In the Legislature
This week had a lot of floor debate due to the second funnel concluding last week. We have been working on bills coming over from the House and discussing the budget for the next fiscal year. Here's our week:
On Monday, we passed HF 52, HF 133, HF 183, HF 202, HF 307, HF 467, HF 475, HF 529, HF 547, and HF 572.
State Senator Jeff Edler
On Tuesday, we debated and passed HF 463, HF 218, HF 306, HF 309, HF 441, HF 471, HF 485, HF 517, HF 533, HF 542, and HF 591.
HF 485 allows city council members to serve a city's volunteer fire department in any position or capacity. It clarifies in code that city council members can serve as volunteer firefighters at any level. This bill will help rural areas where they need volunteer firefighters and city council members are willing to serve.
HF 463 expands the authority of motor vehicle enforcement officers (MVE), which passed 41-9. This bill explicitly expands their authority to "enforce all laws of the state." The bill states MVE officers' primary duties shall be to enforce federal motor carrier safety regulations, operating authority of semis and busses, regulation of commercial vehicles, enforcement of traffic and safety laws on operators of commercial vehicles, enforcement of other activities for the motor carrier safety assistance program and high priority program (MCSAP), investigation and enforcement of matters entrusted to the DOT, and enforcement of motor vehicle laws.
We passed SF 32, HF 146, HF 314, HF 410, HF 472, HF 541, HF 568, HF 601, and HCR 6 on Wednesday.
HF 410 puts Palmer amaranth on the noxious weed list. Palmer amaranth is an invasive species that lowers crop yields. It has been discovered in at least 48 counties. This classification prohibits the import, sale, or distribution of the plant or its seeds in the state. This bill is intended to protect farmers and ensure they are not forced into violation of their CRP contracts by county boards of supervisors or weed commissioners.
On Thursday, we passed SR 15, HF 241, HF 254, HF 308, HF 440, HF 469, HF 511, HF 566, HF 576, and HF 584.
Restoring your constitutional rights
The gun omnibus bill, House File 517, was debated in the Senate this week. This piece of legislation has been worked on for a long time by legislators, constituents, and interested parties. Many long hours have been spent going over the language and provisions. For years, we have been waiting to have debates regarding the Second Amendment on the Senate floor, but were rarely given the opportunity. This year, we were finally able to make these big, bold reforms we envisioned and take the first step in ensuring every Iowan's Second Amendment right.
The bill makes several changes to a variety of firearms laws in Iowa. A few of these include striking the state prohibition on short-barreled rifles and shotguns, allowing private investigators and security officers who are licensed and have a permit to carry to do so on school property while engaged in performance of their duties (like peace officers, who are already allowed to do this), and allowing pistols and revolvers to be carried in the Capitol building and surrounding grounds and parking lots by Iowans with a concealed carry permit. The pistol or revolver must be concealed and the carrier must comply with all other state laws.

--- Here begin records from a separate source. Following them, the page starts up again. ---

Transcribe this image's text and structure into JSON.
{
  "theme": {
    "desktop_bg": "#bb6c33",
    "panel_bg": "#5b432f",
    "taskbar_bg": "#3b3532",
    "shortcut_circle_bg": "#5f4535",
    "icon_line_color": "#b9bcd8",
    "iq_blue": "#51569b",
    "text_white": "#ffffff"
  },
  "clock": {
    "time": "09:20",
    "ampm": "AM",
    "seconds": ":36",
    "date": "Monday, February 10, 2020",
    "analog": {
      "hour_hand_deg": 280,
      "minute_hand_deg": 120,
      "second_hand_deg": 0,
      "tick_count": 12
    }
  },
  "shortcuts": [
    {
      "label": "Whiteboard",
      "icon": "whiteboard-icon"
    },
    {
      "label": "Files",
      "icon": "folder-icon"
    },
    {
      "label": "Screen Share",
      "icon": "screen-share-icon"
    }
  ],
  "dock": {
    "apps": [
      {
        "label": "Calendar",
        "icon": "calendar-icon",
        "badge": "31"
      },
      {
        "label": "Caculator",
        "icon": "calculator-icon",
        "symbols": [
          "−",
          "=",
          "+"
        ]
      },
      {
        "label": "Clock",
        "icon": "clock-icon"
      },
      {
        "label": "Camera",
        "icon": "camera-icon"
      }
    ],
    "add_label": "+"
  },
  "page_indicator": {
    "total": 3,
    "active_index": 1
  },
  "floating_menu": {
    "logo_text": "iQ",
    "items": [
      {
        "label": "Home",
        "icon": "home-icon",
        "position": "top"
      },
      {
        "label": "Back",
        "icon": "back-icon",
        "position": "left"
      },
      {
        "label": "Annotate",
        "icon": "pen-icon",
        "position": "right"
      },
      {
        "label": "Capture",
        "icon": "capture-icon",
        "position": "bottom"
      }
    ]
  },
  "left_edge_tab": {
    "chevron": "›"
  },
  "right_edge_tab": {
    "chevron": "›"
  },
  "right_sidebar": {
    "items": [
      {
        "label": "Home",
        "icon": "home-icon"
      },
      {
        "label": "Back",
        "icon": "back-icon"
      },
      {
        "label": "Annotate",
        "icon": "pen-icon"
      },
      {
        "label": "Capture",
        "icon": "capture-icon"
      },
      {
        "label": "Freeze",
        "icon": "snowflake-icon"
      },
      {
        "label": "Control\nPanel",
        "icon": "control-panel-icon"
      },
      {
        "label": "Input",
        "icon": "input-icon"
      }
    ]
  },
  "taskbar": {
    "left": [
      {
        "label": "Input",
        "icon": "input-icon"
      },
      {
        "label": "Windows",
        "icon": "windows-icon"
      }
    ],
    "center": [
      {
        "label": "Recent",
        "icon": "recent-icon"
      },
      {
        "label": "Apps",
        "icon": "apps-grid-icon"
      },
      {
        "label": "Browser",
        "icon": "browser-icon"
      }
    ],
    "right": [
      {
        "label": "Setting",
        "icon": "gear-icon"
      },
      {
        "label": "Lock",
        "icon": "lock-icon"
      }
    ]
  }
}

It also makes it a serious misdemeanor to carry a dangerous weapon while under the influence, states a permit to acquire weapons will be valid for five years, strikes the minimum age for a person to possess a handgun while under the supervision of a parent or guardian, and requires the Department of Public Safety (DPS) and the issuing officer to keep personally identifiable information of nonprofessional permit holders private. The release of this information requires a court order or consent of the permit holder. The bill also allows a person riding a snowmobile or ATV to carry a pistol or revolver without a retention holster and it protects property owners in unincorporated areas from noise complaints if they are lawfully shooting firearms on their property.
Additionally, the bill also puts into Iowa Code a 'Stand Your Ground' provision. This policy says a person may use reasonable force, including deadly force, if they have a reasonable belief the force is necessary to avoid injury or death to themselves or others. There is no duty to retreat. This provision also includes immunity from criminal and civil liability.
Reasonable force is defined as a force that is no more than a reasonable person in a like circumstance would judge to be necessary to prevent an injury or loss and can include deadly force if reasonable to avoid injury or risk to one's life or the life or safety of another (which is current law). Reasonable force, including deadly force, may be used even if an alternative course of action is available, if the action entails a risk to life or safety, or that of a third party.
This bill passed with bipartisan support in the Senate with a 33-17 vote. Passing this legislation on the floor of the Senate was a big step forward for our state. If you have questions about the bill, please feel free to contact me.
State Budget Begins to Take Shape
This week Senate Republicans released our budget targets for the upcoming state fiscal year. These targets are the first step in determining how the expected tax dollars Iowans send to their state government are spent. The targets are an outline of the budget and they give the different budget areas the amount of money available to spend for the next fiscal year.